I say, my good man. Lorry pram bumbershoot wanker.
Sorry, that’s me getting my British on, because tonight’s rogan josh – a warmly spiced lamb curry – comes from the “Britain” chapter of Curry Cuisine (a fine tome, available at Amazon for a scant $14). Excuse me while I go neglect my teeth and take in some absurdist comedy.
As you can see, I have an excellent grasp of what it means to be British.
Back to the rogan josh, the star of tonight’s show: it’s a spicy (but not hot), yogurty (but not painfully creamy) lamb curry from the Kashmir. It’s an aromatic medley of ginger, turmeric, mild red Kashmiri chile (for which paprika makes an excellent stand-in), cumin, fennel and coriander, among other things.

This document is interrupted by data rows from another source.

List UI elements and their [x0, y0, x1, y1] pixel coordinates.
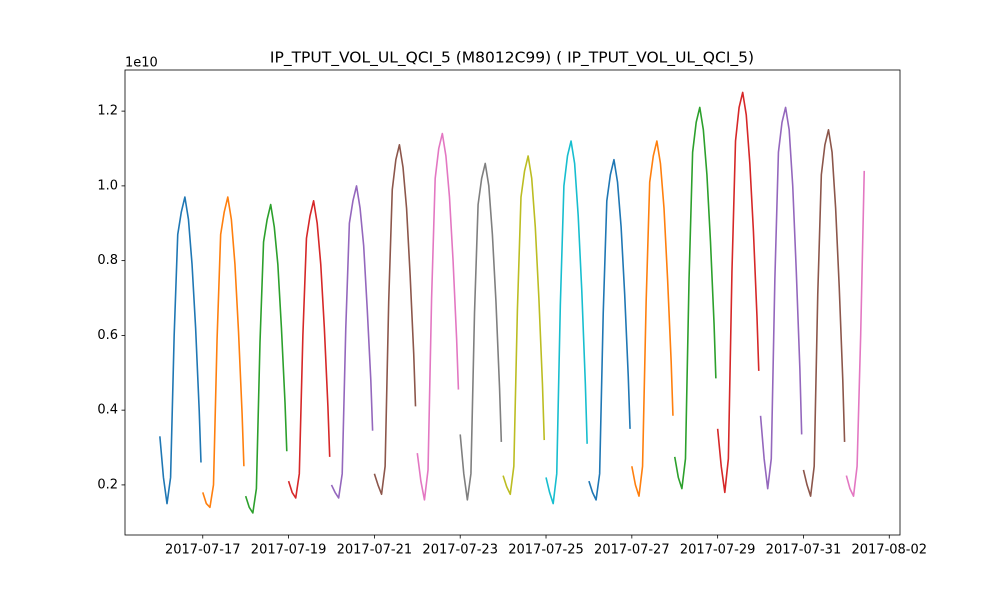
- series-line: [202, 196, 245, 509]
- series-line: [416, 132, 460, 501]
- series-line: [244, 203, 288, 514]
- y-tick-label: 1.0: [97, 178, 118, 193]
- x-tick-label: 2017-07-31: [766, 543, 842, 558]
- y-offset-label: 1e10: [125, 56, 158, 71]
- series-line: [545, 140, 588, 505]
- series-line: [802, 129, 846, 497]
- y-tick-label: 0.4: [97, 403, 118, 418]
- x-tick-label: 2017-07-29: [680, 543, 756, 558]
- series-line: [373, 143, 417, 496]
- x-tick-label: 2017-07-27: [594, 543, 670, 558]
- y-tick-label: 0.6: [97, 328, 118, 343]
- series-line: [459, 162, 503, 501]
- series-line: [330, 185, 374, 499]
- x-tick-label: 2017-08-02: [851, 543, 927, 558]
- y-tick-label: 0.8: [97, 253, 118, 268]
- x-tick-label: 2017-07-19: [251, 543, 327, 558]
- x-tick-label: 2017-07-23: [422, 543, 498, 558]
- series-line: [588, 158, 631, 501]
- x-tick-label: 2017-07-17: [165, 543, 241, 558]
- plot-frame: [124, 69, 901, 536]
- x-tick-label: 2017-07-25: [508, 543, 584, 558]
- chart-title: IP_TPUT_VOL_UL_QCI_5 (M8012C99) ( IP_TPU…: [270, 49, 754, 68]
- series-line: [159, 196, 202, 505]
- series-line: [845, 170, 866, 497]
- series-line: [716, 91, 760, 494]
- series-line: [502, 155, 546, 496]
- x-tick-label: 2017-07-21: [337, 543, 413, 558]
- series-line: [673, 106, 717, 490]
- series-line: [759, 106, 803, 490]
- series-line: [287, 200, 331, 499]
- y-tick-label: 1.2: [97, 104, 118, 119]
- series-line: [631, 140, 674, 497]
- y-tick-label: 0.2: [97, 477, 118, 492]
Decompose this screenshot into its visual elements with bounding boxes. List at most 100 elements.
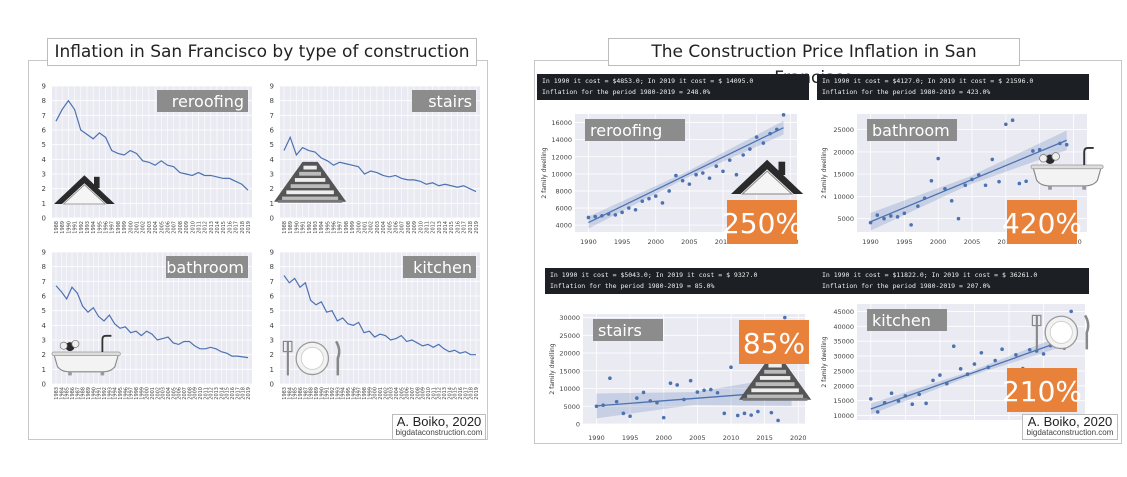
data-point [761, 141, 766, 145]
stairs-info-box: In 1990 it cost = $5043.0; In 2019 it co… [545, 268, 817, 294]
x-tick-label: 2012 [203, 221, 209, 234]
y-tick-label: 8 [270, 263, 274, 271]
x-tick-label: 2007 [400, 221, 406, 234]
data-point [600, 213, 604, 218]
x-tick-label: 2000 [373, 387, 379, 400]
data-point [769, 410, 774, 415]
plate-and-cutlery-icon [1031, 314, 1090, 350]
x-tick-label: 1988 [81, 387, 87, 400]
inflation-badge-value: 85% [743, 327, 805, 360]
x-tick-label: 1989 [86, 387, 92, 400]
y-tick-label: 2 [270, 351, 274, 359]
x-tick-label: 2003 [389, 387, 395, 400]
y-tick-label: 0 [270, 215, 274, 223]
x-tick-label: 2004 [153, 221, 159, 234]
right-credit-url: bigdataconstruction.com [1026, 428, 1114, 438]
right-credit-name: A. Boiko, 2020 [1027, 414, 1113, 429]
y-tick-label: 4 [42, 156, 47, 164]
y-tick-label: 20000 [833, 382, 854, 390]
x-tick-label: 1996 [104, 221, 110, 234]
data-point [895, 215, 900, 219]
bathtub-icon [51, 334, 121, 376]
data-point [702, 388, 706, 393]
x-tick-label: 2003 [375, 221, 381, 234]
x-tick-label: 1992 [330, 387, 336, 400]
x-tick-label: 1993 [335, 387, 341, 400]
category-label-box [166, 256, 248, 278]
y-tick-label: 45000 [833, 308, 854, 316]
y-tick-label: 0 [42, 381, 46, 389]
category-label: reroofing [172, 92, 244, 111]
x-tick-label: 1994 [91, 221, 97, 234]
data-point [748, 147, 752, 151]
data-point [608, 376, 612, 381]
x-tick-label: 2016 [455, 221, 461, 234]
bathroom-info-cost: In 1990 it cost = $4127.0; In 2019 it co… [822, 77, 1034, 85]
stairs-scatter-chart: 0 5000 10000 15000 20000 25000 30000 1990 1995 20… [549, 314, 812, 442]
y-tick-label: 5000 [837, 215, 854, 223]
x-tick-label: 2010 [723, 434, 740, 442]
data-point [722, 411, 727, 416]
category-label-box [412, 90, 476, 112]
y-tick-label: 0 [42, 215, 46, 223]
x-tick-label: 1995 [614, 238, 631, 246]
inflation-badge-value: 420% [1002, 207, 1082, 240]
x-tick-label: 1996 [332, 221, 338, 234]
y-tick-label: 1 [270, 366, 274, 374]
data-point [909, 223, 913, 227]
x-tick-label: 2015 [221, 221, 227, 234]
data-point [997, 179, 1001, 184]
x-tick-label: 2000 [356, 221, 362, 234]
data-point [1031, 149, 1035, 153]
x-tick-label: 1992 [79, 221, 85, 234]
x-tick-label: 1993 [85, 221, 91, 234]
data-point [593, 214, 597, 219]
y-tick-label: 10000 [551, 170, 572, 178]
category-label-box [593, 319, 663, 341]
x-tick-label: 2013 [214, 387, 220, 400]
y-tick-label: 3 [42, 337, 46, 345]
inflation-badge-value: 210% [1002, 375, 1082, 408]
data-point [727, 158, 732, 162]
inflation-badge [1007, 368, 1077, 412]
inflation-badge-value: 250% [722, 207, 802, 240]
x-tick-label: 2018 [241, 387, 247, 400]
data-point [594, 404, 599, 409]
data-point [648, 399, 653, 403]
data-point [938, 373, 942, 377]
data-point [781, 113, 786, 117]
data-point [647, 196, 651, 201]
data-point [936, 156, 940, 161]
y-tick-label: 0 [576, 421, 580, 429]
x-tick-label: 2005 [171, 387, 177, 400]
x-tick-label: 1992 [102, 387, 108, 400]
y-tick-label: 20000 [559, 350, 580, 358]
bathroom-info-box: In 1990 it cost = $4127.0; In 2019 it co… [817, 74, 1089, 100]
x-tick-label: 1988 [309, 387, 315, 400]
x-tick-label: 2013 [209, 221, 215, 234]
x-tick-label: 2016 [458, 387, 464, 400]
x-tick-label: 2000 [930, 238, 947, 246]
x-tick-label: 1996 [351, 387, 357, 400]
left-credit-name: A. Boiko, 2020 [396, 414, 482, 429]
data-point [735, 413, 740, 418]
x-tick-label: 1988 [282, 221, 288, 234]
data-point [667, 189, 671, 193]
x-tick-label: 2015 [449, 221, 455, 234]
data-point [1004, 122, 1008, 127]
x-tick-label: 1993 [313, 221, 319, 234]
x-tick-label: 2014 [443, 221, 449, 234]
y-tick-label: 8 [42, 263, 46, 271]
data-point [687, 182, 692, 186]
x-tick-label: 2012 [431, 221, 437, 234]
x-tick-label: 1995 [325, 221, 331, 234]
kitchen-scatter-chart: 10000 15000 20000 25000 30000 35000 40000 45000… [821, 304, 1090, 420]
x-tick-label: 2007 [182, 387, 188, 400]
data-point [742, 411, 747, 416]
y-tick-label: 10000 [833, 412, 854, 420]
y-axis-label: 2 family dwelling [821, 147, 828, 198]
data-point [653, 194, 658, 198]
x-tick-label: 1999 [367, 387, 373, 400]
x-tick-label: 1990 [66, 221, 72, 234]
data-point [682, 397, 686, 402]
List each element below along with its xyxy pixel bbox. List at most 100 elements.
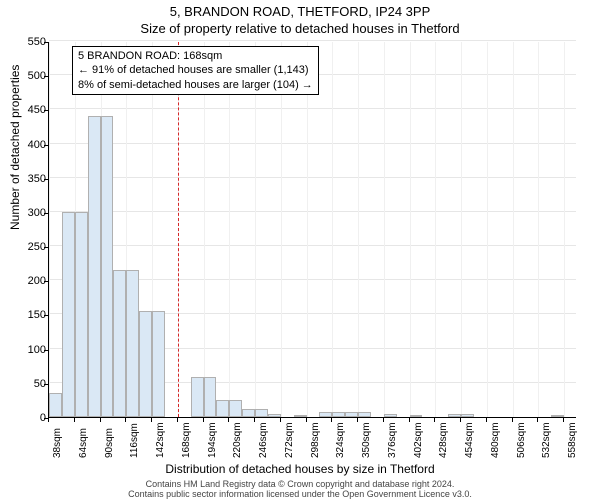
histogram-bar — [62, 212, 75, 417]
histogram-bar — [88, 116, 101, 417]
x-tick-label: 38sqm — [52, 428, 63, 458]
histogram-bar — [268, 414, 281, 417]
x-tick-mark — [460, 418, 461, 422]
x-tick-mark — [151, 418, 152, 422]
histogram-bar — [229, 400, 242, 417]
gridline-h — [49, 245, 576, 246]
x-axis-label: Distribution of detached houses by size … — [0, 462, 600, 476]
gridline-v — [538, 42, 539, 417]
x-tick-mark — [48, 418, 49, 422]
histogram-bar — [113, 270, 126, 417]
x-tick-mark — [280, 418, 281, 422]
x-tick-mark — [563, 418, 564, 422]
x-tick-label: 142sqm — [155, 422, 166, 458]
y-tick-mark — [44, 42, 48, 43]
histogram-bar — [319, 412, 332, 417]
x-tick-label: 220sqm — [232, 422, 243, 458]
chart-container: 5, BRANDON ROAD, THETFORD, IP24 3PP Size… — [0, 0, 600, 500]
x-tick-mark — [331, 418, 332, 422]
x-tick-mark — [306, 418, 307, 422]
y-tick-mark — [44, 145, 48, 146]
chart-title-2: Size of property relative to detached ho… — [0, 21, 600, 36]
gridline-v — [564, 42, 565, 417]
gridline-v — [384, 42, 385, 417]
x-tick-label: 272sqm — [284, 422, 295, 458]
gridline-v — [255, 42, 256, 417]
gridline-v — [358, 42, 359, 417]
x-tick-mark — [100, 418, 101, 422]
histogram-bar — [448, 414, 461, 417]
x-tick-mark — [177, 418, 178, 422]
gridline-v — [307, 42, 308, 417]
histogram-bar — [551, 415, 564, 417]
histogram-bar — [204, 377, 217, 417]
histogram-bar — [101, 116, 114, 417]
y-tick-label: 50 — [6, 378, 46, 390]
x-tick-mark — [125, 418, 126, 422]
histogram-bar — [242, 409, 255, 417]
gridline-v — [229, 42, 230, 417]
x-tick-mark — [512, 418, 513, 422]
histogram-bar — [191, 377, 204, 417]
x-tick-label: 168sqm — [181, 422, 192, 458]
gridline-v — [487, 42, 488, 417]
gridline-h — [49, 108, 576, 109]
x-tick-label: 350sqm — [361, 422, 372, 458]
histogram-bar — [49, 393, 62, 417]
x-tick-label: 402sqm — [413, 422, 424, 458]
gridline-v — [410, 42, 411, 417]
histogram-bar — [358, 412, 371, 417]
y-tick-label: 150 — [6, 309, 46, 321]
x-tick-label: 506sqm — [516, 422, 527, 458]
gridline-h — [49, 211, 576, 212]
histogram-bar — [139, 311, 152, 417]
y-tick-label: 350 — [6, 173, 46, 185]
x-tick-label: 454sqm — [464, 422, 475, 458]
y-tick-mark — [44, 384, 48, 385]
x-tick-label: 298sqm — [310, 422, 321, 458]
x-tick-label: 558sqm — [567, 422, 578, 458]
histogram-bar — [216, 400, 229, 417]
histogram-bar — [332, 412, 345, 417]
y-tick-mark — [44, 179, 48, 180]
y-tick-label: 400 — [6, 139, 46, 151]
x-tick-label: 246sqm — [258, 422, 269, 458]
footer-line-2: Contains public sector information licen… — [128, 489, 472, 499]
histogram-bar — [294, 415, 307, 417]
y-tick-mark — [44, 213, 48, 214]
gridline-v — [513, 42, 514, 417]
reference-line — [178, 42, 179, 417]
y-tick-mark — [44, 110, 48, 111]
y-tick-label: 200 — [6, 275, 46, 287]
y-tick-label: 0 — [6, 412, 46, 424]
y-tick-label: 550 — [6, 36, 46, 48]
x-tick-label: 428sqm — [438, 422, 449, 458]
histogram-bar — [410, 415, 423, 417]
annotation-line-1: 5 BRANDON ROAD: 168sqm — [78, 49, 313, 63]
gridline-v — [435, 42, 436, 417]
gridline-h — [49, 143, 576, 144]
gridline-v — [461, 42, 462, 417]
x-tick-label: 324sqm — [335, 422, 346, 458]
x-tick-mark — [434, 418, 435, 422]
x-tick-label: 90sqm — [104, 428, 115, 458]
footer-note: Contains HM Land Registry data © Crown c… — [0, 480, 600, 500]
y-tick-mark — [44, 281, 48, 282]
gridline-h — [49, 177, 576, 178]
annotation-box: 5 BRANDON ROAD: 168sqm ← 91% of detached… — [72, 46, 319, 95]
y-tick-mark — [44, 350, 48, 351]
x-tick-mark — [383, 418, 384, 422]
x-tick-label: 64sqm — [78, 428, 89, 458]
y-tick-label: 100 — [6, 344, 46, 356]
x-tick-mark — [486, 418, 487, 422]
histogram-bar — [345, 412, 358, 417]
x-tick-mark — [357, 418, 358, 422]
y-tick-mark — [44, 315, 48, 316]
y-tick-mark — [44, 76, 48, 77]
x-tick-label: 480sqm — [490, 422, 501, 458]
histogram-bar — [75, 212, 88, 417]
x-tick-label: 532sqm — [541, 422, 552, 458]
histogram-bar — [384, 414, 397, 417]
x-tick-mark — [203, 418, 204, 422]
x-tick-mark — [537, 418, 538, 422]
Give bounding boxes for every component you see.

Those other things being cardamom, cinnamon, bay, cloves and black peppercorns. I swirled the whole spices around in some hot oil while I got the ground spices together and hacked a lamb shoulder to pieces with a dull knife. The shoulder Fresh Direct brought me was a bit more than I needed, so two very lucky dogs got lamb scraps in their dinner tonight, causing them to follow me around for the rest of the evening with pleading eyes. Please, they are saying, we need more lamb or WE WILL DIE.
I WILL NOT SUCCUMB, YOU LYING ANIMALS.
A grated onion and several cloves of garlic joined the whole spices; I stirred them around until the onion started to turn golden and then fetched the lamb.
These lamb chunks somehow fail to fully bear witness to the violence I inflicted with that dull knife.
So, I’ve been reading Dianne Jacobs’ Will Write for Food, which is, so far, as helpful as promised. In one chapter, she harps on the fact that your first draft is usually a piece of shit, and everything – from a feature piece in Bon Appetit to a lowly blog post – needs to be wheedled and massaged to be readable. Which is totally true, but then I got to thinking: because of how this blog is structured, I’m always writing in the moment. I just cooked this lamb, I’m writing immediately after and I’ll publish this tonight.
So, of necessity, you’re ALWAYS getting my first draft, which essentially means that you’re always getting the crappiest possible writing I can generate.
I just thought you’d like to know that, dear readers.
The lamb went into the pan to get tossed hither and yon with the onion and spice mix, spent a few minutes getting nice and brown and was then coated with the ground spices.
(See, look at me using the passive voice! If I were editing, I’d figure out how to re-write that sentence. But I’m not, so I won’t.)
Here’s where things started smelling really, really good. As the ground spices hit the heat, they sent up a heady plume that perfumed my kitchen, the rest of the house, the hallway outside our apartment and half of our block. You’re welcome, neighbors!
As instructed, I gradually added yogurt to the lamb mixture before adding enough water to barely cover the lamb. I left it to simmer along with a pot of jasmine rice while I hied to the sofa to read some more of Jacobs’ book and lament my overuse of adjectives.
I stirred occasionally even though I should have just left the pot alone; partly it satisfied my love of stirring bubbling liquids, and partly I needed to open the pot periodically to release more of the rogan josh’s aroma into the air. Seriously, this curry on the stove is better than any sneeze-inducing shit you’ll find at Yankee Candle. If you could bottle the smell of simmering rogan josh, I’d be huffing it on the sly all the live-long day.
The curry and rice were miraculously done at the same time, so dinner was actually hot all the way through. Well, mostly hot, considering it had to sit through a photo shoot before it could be consumed. So, warm all the way through: a triumph!
Thank god this tasted as good as it smelled, or this would have been a serious let-down. All the spices coalesce into a warm, comforting blend from which you are hard pressed to pick out individual flavors. The gamy flavor of the lamb still comes through, and the yogurt adds a noticeable tang that keeps things from feeling too heavy.
The long ingredient list aside, this didn’t take all that long to assemble, nor was it particularly challenging to cook, so it’s a viable option for a weeknight. (For example, I’m going to finish this post up in time to watch So You Think You Can Dance, thus squandering valuable time when I could be editing.) And I have to believe that it will taste even better tomorrow, making it a great candidate for weekend big-pot cooking to last for lunches and dinners through the week.